Selasa, 08 April 2014

KAHAYA



KAHAYA
N.A.A

Semburat cahaya pagi menyinsing dari ufuk timur. Lumut-lumut hijau yang licin melekat menghiasi pohon dan bebatuan. Tak lupa ganggang-ganggang hijau mengapung menampakkan wujudnya di tengah-tengah danau. Ikan-ikan yang juga mendiami danau tersebut tak mau ketinggalan menyambut matahari. Ikan kecil, sedang hingga yang paling besar ke permukaan mangap-mangap, bagaikan orang yang tenggelam.
~{0}~

Desa itu bernama Kahaya, sebuah desa kecil yang terletak di sebelah barat Kabupaten Bulukumba, Sulaweai Selatan. Yang jika kita telusuru tau mencarinya di peta Bulukumba kita akan menemukannya di kaki gunung Lompo Battang, di perbatasan antara Kabupaten Sinjai. Desa yang memiliki keindahan alam yang sangat luar biasa nan memposona ini juga masih menyimpan beragam keunikan lainnya. Kahaya juga baru mengalami pemekaran beberapa tahun silam, yang dulunya masih termasuk dalam desa Kindang.

Kesejukan udara yang dihembuskan oleh udara pagi desa tersebut memebuat bulu kuduk kita merinding. Ketenangan jiwa saat menikmati panorama hijau alam Kahaya akan mengalir dalam darah dan menyejukkan jiwa. Menikmati pohon- pohon berlumut dan anggek yang masih melekat di beberapa pohon.

Jarak tempuh yang harus kita lalui dari pertigaan desa Kindang, desa Borong Rappoa, dan desa Kahaya sekitar dua jam lamanya dengan cara jalan kaki. Hanya ada satu akses yang sering dilalui orang-orang yang berkunjung ke sana, yaitu: Jalan yang berbatu. Menguras tenaga saat mendaki jalan menanjak. Lewat di sekitar jurang yang dalam, namun sangat indah bila kita memandanginya, suara berisik sungai dari dasar jurang bagaikan instrumen musik yang saling beradu bunyi.

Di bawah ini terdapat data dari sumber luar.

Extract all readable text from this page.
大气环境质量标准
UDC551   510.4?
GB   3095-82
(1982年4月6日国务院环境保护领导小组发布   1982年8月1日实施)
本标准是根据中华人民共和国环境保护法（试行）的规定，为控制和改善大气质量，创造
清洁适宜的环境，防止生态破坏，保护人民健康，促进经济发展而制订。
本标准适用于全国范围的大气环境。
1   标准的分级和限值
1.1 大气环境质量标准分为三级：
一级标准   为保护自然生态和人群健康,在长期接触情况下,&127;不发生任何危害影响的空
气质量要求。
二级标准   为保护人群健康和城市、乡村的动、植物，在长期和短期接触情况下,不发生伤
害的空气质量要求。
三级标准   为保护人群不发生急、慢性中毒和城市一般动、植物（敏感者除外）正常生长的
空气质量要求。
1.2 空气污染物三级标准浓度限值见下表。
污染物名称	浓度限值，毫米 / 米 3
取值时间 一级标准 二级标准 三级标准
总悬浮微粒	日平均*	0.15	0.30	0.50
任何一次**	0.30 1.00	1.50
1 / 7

Lelah, capek, pegal. Semua itu sangat identik dengan pendakian dan perjalanan penjang serta menanjak. Tapi semua itu akan terbayarkan oleh pemandangan atau panorama alam Kahaya. Ada satu tempat yang menurut saya juga paling menabjubkan saat berada di sana. Saat kita melewati medan yang sangat berat dan dapat menguras tenaga. Tempat yang kadang dijadikan sebagai tempat peristirahatan bagi para pencinta alam atau para anak sekolahan yang sedang mengisi liburan ke sana. Penduduk asli sana atau pun warga desa Kindang menyebutnya Lianga.[1] di sanalah mereka beristirahat untuk mengumpulkan kembali energi sambil memandangi aliran sungai yang berada di dasar jurang, dan beberapa air terjun kecil di barat sungai. Dan jika kita alihkan pandangan ke barat tepatnya ke arah gunung, kita akan melihat penampakan pahatan gunung yang menyerupai kelelawar mengepakkan sayap. Banyak orang menyebutnya gunung kelelawar. Tidak salah kita mengatakan Allah adalah seniman yang luar biasa.

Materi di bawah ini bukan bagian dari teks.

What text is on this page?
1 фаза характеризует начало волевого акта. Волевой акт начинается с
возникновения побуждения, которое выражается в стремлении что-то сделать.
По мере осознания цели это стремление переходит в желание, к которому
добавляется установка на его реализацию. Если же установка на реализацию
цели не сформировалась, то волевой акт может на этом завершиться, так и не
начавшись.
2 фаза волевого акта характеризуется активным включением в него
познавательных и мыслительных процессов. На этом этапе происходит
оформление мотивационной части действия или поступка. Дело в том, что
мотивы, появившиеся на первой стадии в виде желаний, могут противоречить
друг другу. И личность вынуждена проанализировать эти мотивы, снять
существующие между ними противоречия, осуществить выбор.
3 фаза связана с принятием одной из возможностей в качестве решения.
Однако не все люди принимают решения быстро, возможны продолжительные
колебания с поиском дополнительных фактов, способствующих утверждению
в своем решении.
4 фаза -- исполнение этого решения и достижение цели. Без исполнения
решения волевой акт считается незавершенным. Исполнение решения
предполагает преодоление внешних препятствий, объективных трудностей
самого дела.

Tak sampai di sini saja, ini adalah awal dari sebuah perjalanan menuju tempat yang dipahat dan dilukis dengan warna hijau yang dominan, oleh Yang Maha Indah dengan sejuta keindahannya. Ada banyak suntikan-suntikan nilai estetis yang diberikan oleh seniman bumi Kahaya. Sekitar satu kilometer dari Lianga kita akan menemukan sebuah danau. Danau yang tak jauh dari pemukiman warga. Tapi, untuk menuju danau tersebut kita harus melelui jalan setapak yang juga lumayan menantang. Tak jauh dari genangan beribu atau bahkan berjuta-juta liter air, ada sebuah pohon raksasa berjenis beringin.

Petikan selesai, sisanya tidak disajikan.